5. People working in an agile and project team

Agile working and project-based work have fundamentally different starting points. For agile you have the same teams, with team members who know each other’s strengths and keep evolving together. You give the teams work. With project-based work you have work and you search for a temporary group — you bring the teams to the work. This cannot be combined with each other.

6. Think of an agile transition as an IT party

What often happens, is that people have limited views on the impact of agile working. Agile is not limited to the IT scrum team. An agile transformation is a cultural shift that impacts all processes and people in your organization, from Finance to HR to management. When teams become self-managing, what changes in the role of team leads? How do you assess people in scrum teams? Are yearly budgets and scrum teams a good match? In most cases, more and more teams in the organization want to start working more agile as well.

The sooner you understand that an agile transformation impacts the entire organization, the easier the transition. Many managers see agile as a chance to implement a culture shift, like working more customer-oriented or more ownership from employees. Managers often have tried a lot of methods to change the organizational culture. With agile techniques, changes like a customer-oriented focus or sense of ownership are more a by-product of an agile mindset.

7. Scaling up too soon

There is a lot of experience in the agile world with agile working on a team level. But if the team is up and running, how do you go up to two or three teams? Or twenty? And how does agile work in departments like Sales or HR? That’s a puzzle the agile world is trying to solve right now.

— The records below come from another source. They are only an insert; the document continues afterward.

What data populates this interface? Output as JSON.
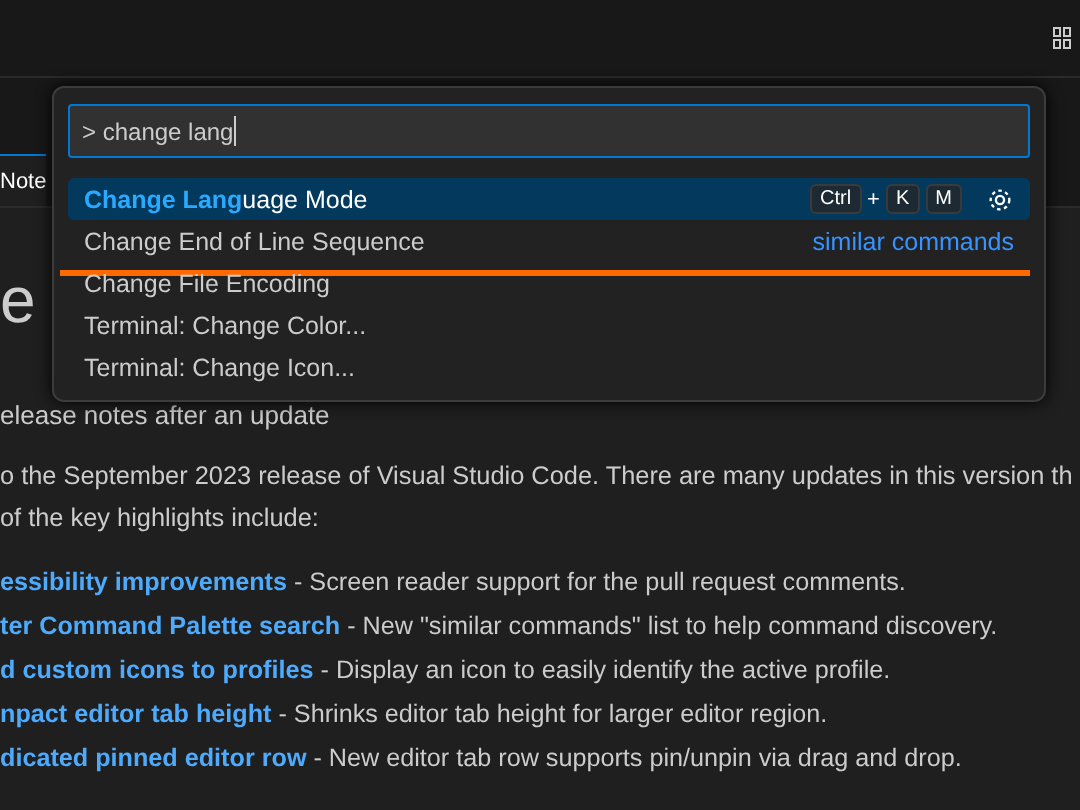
{
  "tab": {
    "label": "Note",
    "selected": true
  },
  "heading": "e",
  "subtitle": "elease notes after an update",
  "intro": [
    "o the September 2023 release of Visual Studio Code. There are many updates in this version th",
    " of the key highlights include:"
  ],
  "highlights": [
    {
      "title": "essibility improvements",
      "text": " - Screen reader support for the pull request comments."
    },
    {
      "title": "ter Command Palette search",
      "text": " - New \"similar commands\" list to help command discovery."
    },
    {
      "title": "d custom icons to profiles",
      "text": " - Display an icon to easily identify the active profile."
    },
    {
      "title": "npact editor tab height",
      "text": " - Shrinks editor tab height for larger editor region."
    },
    {
      "title": "dicated pinned editor row",
      "text": " - New editor tab row supports pin/unpin via drag and drop."
    }
  ],
  "palette": {
    "input": "> change lang",
    "items": [
      {
        "label": "**Change Lang**uage Mode",
        "selected": true,
        "keys": [
          "Ctrl",
          "+",
          "K",
          "M"
        ],
        "gear": true
      },
      {
        "label": "Change End of Line Sequence",
        "selected": false,
        "tag": "similar commands",
        "underline": true
      },
      {
        "label": "Change File Encoding",
        "selected": false
      },
      {
        "label": "Terminal: Change Color...",
        "selected": false
      },
      {
        "label": "Terminal: Change Icon...",
        "selected": false
      }
    ]
  }
}
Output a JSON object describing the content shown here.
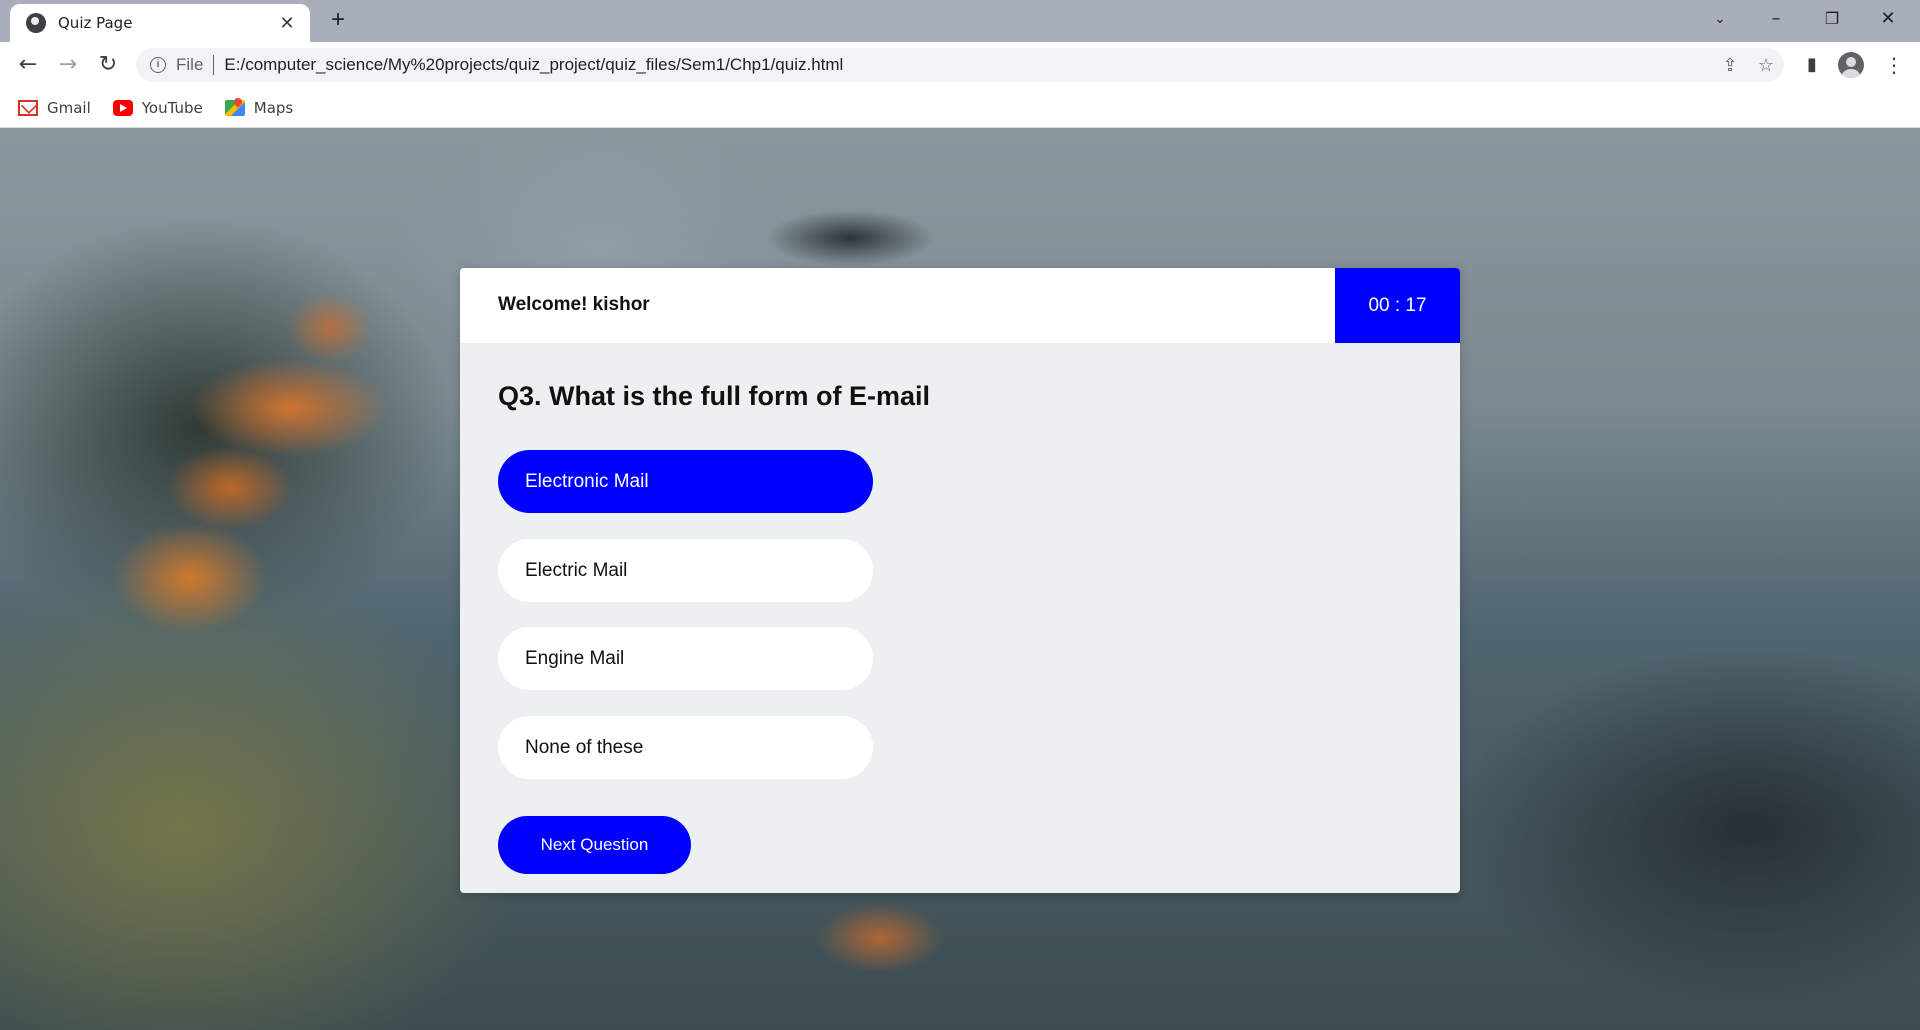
{
  "browser": {
    "tab_title": "Quiz Page",
    "address_scheme": "File",
    "address_url": "E:/computer_science/My%20projects/quiz_project/quiz_files/Sem1/Chp1/quiz.html",
    "bookmarks": [
      "Gmail",
      "YouTube",
      "Maps"
    ]
  },
  "icons": {
    "tab_favicon": "globe-icon",
    "tab_close": "close-icon",
    "new_tab": "plus-icon",
    "back": "arrow-left-icon",
    "forward": "arrow-right-icon",
    "reload": "reload-icon",
    "site_info": "info-icon",
    "share": "share-icon",
    "bookmark_star": "star-icon",
    "side_panel": "side-panel-icon",
    "profile": "avatar-icon",
    "menu": "kebab-menu-icon",
    "tab_search": "chevron-down-icon",
    "minimize": "minimize-icon",
    "maximize": "restore-icon",
    "close_window": "close-icon"
  },
  "quiz": {
    "welcome": "Welcome! kishor",
    "timer": "00 : 17",
    "question": "Q3. What is the full form of E-mail",
    "options": [
      "Electronic Mail",
      "Electric Mail",
      "Engine Mail",
      "None of these"
    ],
    "selected_index": 0,
    "next_label": "Next Question"
  },
  "colors": {
    "accent": "#0000ff",
    "card_body": "#ecf0f1",
    "header_bg": "#ffffff"
  }
}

There are multiple frameworks for scaling up agile teams, like the Spotify model, SAFe (Scaling Agile Framework) and LeSS (Large Scale Scrum). The most important lesson: if you don’t have to scale up, don’t do it. See if you can manage to let the teams work independently from each other. Don’t start thinking about scaling frameworks until there is no other way. Some organizations want to scale up the minute the first people are enthusiastic. Don’t do it. Only fix things when there’s friction.